My contribution to this paper was nevertheless slightly different and consisted mainly of two parts:
- Construction of a framework to model feature signals as a function of the distance to a given object.
- Development of a classifier to predict vein type (a binary classification task) based on the expression profiles surrounding a certain genes.
Both concepts are excellent examples of analyses that are exclusive to spatial data, i.e., similar information cannot be obtained from single cell experiments; something I’m keen to highlight, as it is often the case that one fails to make proper use of the “spatial” part in spatial transcriptomics data, and rather treat it as single cell data, to then visualize the results spatially. Both implementations are very simple, but I have not seen similar analyses in ST or Visium data yet, of course that could be due to me not having surveyed the field thoroughly enough, but still. Allow me to elaborate some on these two concepts below.
Feature by distance
In the liver tissue one can broadly classify vein structures as either portal or central based on their position and connections. Previous studies have shown that these structures are associated with slightly different expression profiles, as different celltypes (periportal respective pericentral hepatocytes) are present in them.
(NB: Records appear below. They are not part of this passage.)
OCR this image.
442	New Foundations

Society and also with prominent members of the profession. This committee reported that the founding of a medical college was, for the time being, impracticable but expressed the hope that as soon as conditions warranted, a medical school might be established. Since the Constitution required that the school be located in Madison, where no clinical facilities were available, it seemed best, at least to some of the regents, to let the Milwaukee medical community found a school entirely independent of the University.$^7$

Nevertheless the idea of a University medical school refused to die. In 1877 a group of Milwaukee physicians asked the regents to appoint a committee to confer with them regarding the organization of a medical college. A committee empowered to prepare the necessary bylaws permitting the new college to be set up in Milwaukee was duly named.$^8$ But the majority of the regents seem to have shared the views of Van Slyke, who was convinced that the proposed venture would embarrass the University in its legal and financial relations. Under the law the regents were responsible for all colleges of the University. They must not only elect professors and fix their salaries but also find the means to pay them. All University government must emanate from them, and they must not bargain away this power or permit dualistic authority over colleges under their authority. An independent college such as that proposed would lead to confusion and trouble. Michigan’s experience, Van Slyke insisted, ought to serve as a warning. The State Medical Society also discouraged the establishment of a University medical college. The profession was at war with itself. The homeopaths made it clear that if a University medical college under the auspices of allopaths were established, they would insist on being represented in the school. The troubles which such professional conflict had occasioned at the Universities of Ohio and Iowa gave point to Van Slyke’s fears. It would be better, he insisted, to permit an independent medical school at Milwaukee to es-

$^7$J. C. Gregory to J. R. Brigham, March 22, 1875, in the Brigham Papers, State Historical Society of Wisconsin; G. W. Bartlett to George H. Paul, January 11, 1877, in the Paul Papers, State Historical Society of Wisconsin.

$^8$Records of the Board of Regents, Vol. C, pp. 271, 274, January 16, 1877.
What we did in this study was to first “measure” the distance of each spot (spatial capture location) to the nearest vein (of respective type), and then for each gene create a set of distance-expression tuples that could be visualized in a scatter plot. While these values are discrete, once a curve smooting techniques is applied we can easily think of the resulting curve as a function that maps distance to gene expression. By doing so one could really see how the associated marker genes (to each vein) had a high expression near their respective vein, and how this decreased as distance increased (inverse relationship). You can see some examples of these trends in the plots below, top row displays portal vein marker genes, bottom central:
Classification of vein types by expression
Now, while pathologists and experts in the field usually are able to annotate each vein type by visual inspection (this is how we obtained the annotations used for the feature by distance plots), there are sometimes ambiguities and limited access to such individuals. However, the expression profiles of portal and central veins should be the similar for all veins of the same type, independent of whether identity is easy to deduce from morphology or not. Hence, by creating neighborhood expression profiles (NEPs) surrounding each vein, and training a classifier (actually logistic regression) using NEPs from veins with known identities; we were able to predict vein type of ambiguous veins. During cross-validation (leave one sample out) the model also performed very well with higher than 80% accuracy.
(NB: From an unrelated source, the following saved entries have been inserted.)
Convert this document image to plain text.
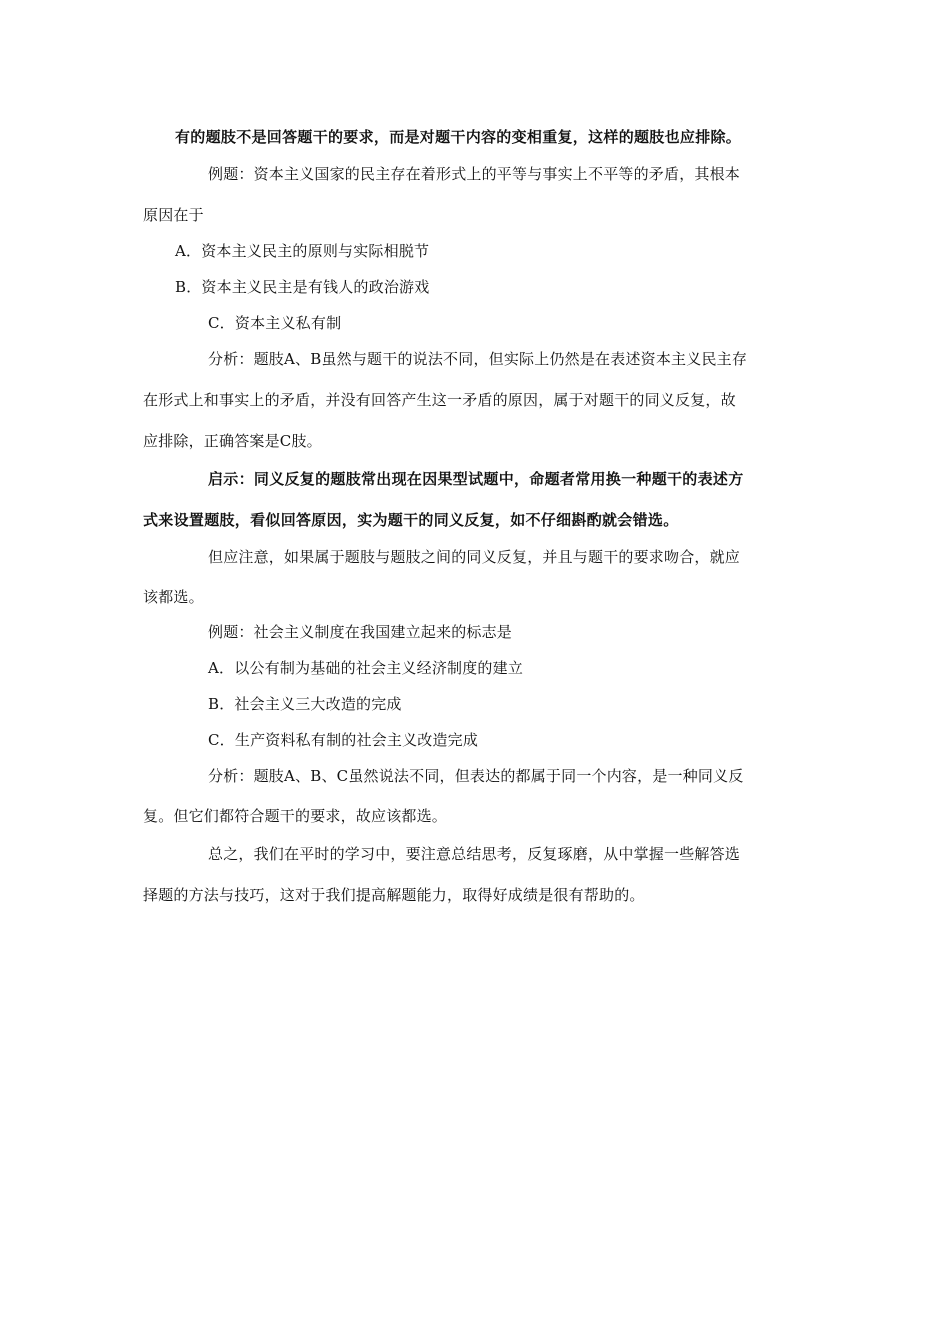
有的题肢不是回答题干的要求，而是对题干内容的变相重复，这样的题肢也应排除。
例题：资本主义国家的民主存在着形式上的平等与事实上不平等的矛盾，其根本
原因在于
A．资本主义民主的原则与实际相脱节
B．资本主义民主是有钱人的政治游戏
C．资本主义私有制
分析：题肢A、B虽然与题干的说法不同，但实际上仍然是在表述资本主义民主存
在形式上和事实上的矛盾，并没有回答产生这一矛盾的原因，属于对题干的同义反复，故
应排除，正确答案是C肢。
启示：同义反复的题肢常出现在因果型试题中，命题者常用换一种题干的表述方
式来设置题肢，看似回答原因，实为题干的同义反复，如不仔细斟酌就会错选。
但应注意，如果属于题肢与题肢之间的同义反复，并且与题干的要求吻合，就应
该都选。
例题：社会主义制度在我国建立起来的标志是
A．以公有制为基础的社会主义经济制度的建立
B．社会主义三大改造的完成
C．生产资料私有制的社会主义改造完成
分析：题肢A、B、C虽然说法不同，但表达的都属于同一个内容，是一种同义反
复。但它们都符合题干的要求，故应该都选。
总之，我们在平时的学习中，要注意总结思考，反复琢磨，从中掌握一些解答选
择题的方法与技巧，这对于我们提高解题能力，取得好成绩是很有帮助的。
To read more about the study, check out the manuscript here, and the Python package we released (hepaquery) to perform similar analyses with any type of spatial transcriptomics data at the github page.
I’m very happy to have worked with a nice team with complementary biology and computational skills, this really resulted in a neat manuscript; also a big kudos to the first author Franziska, who pushed very hard in the end to finalize this project.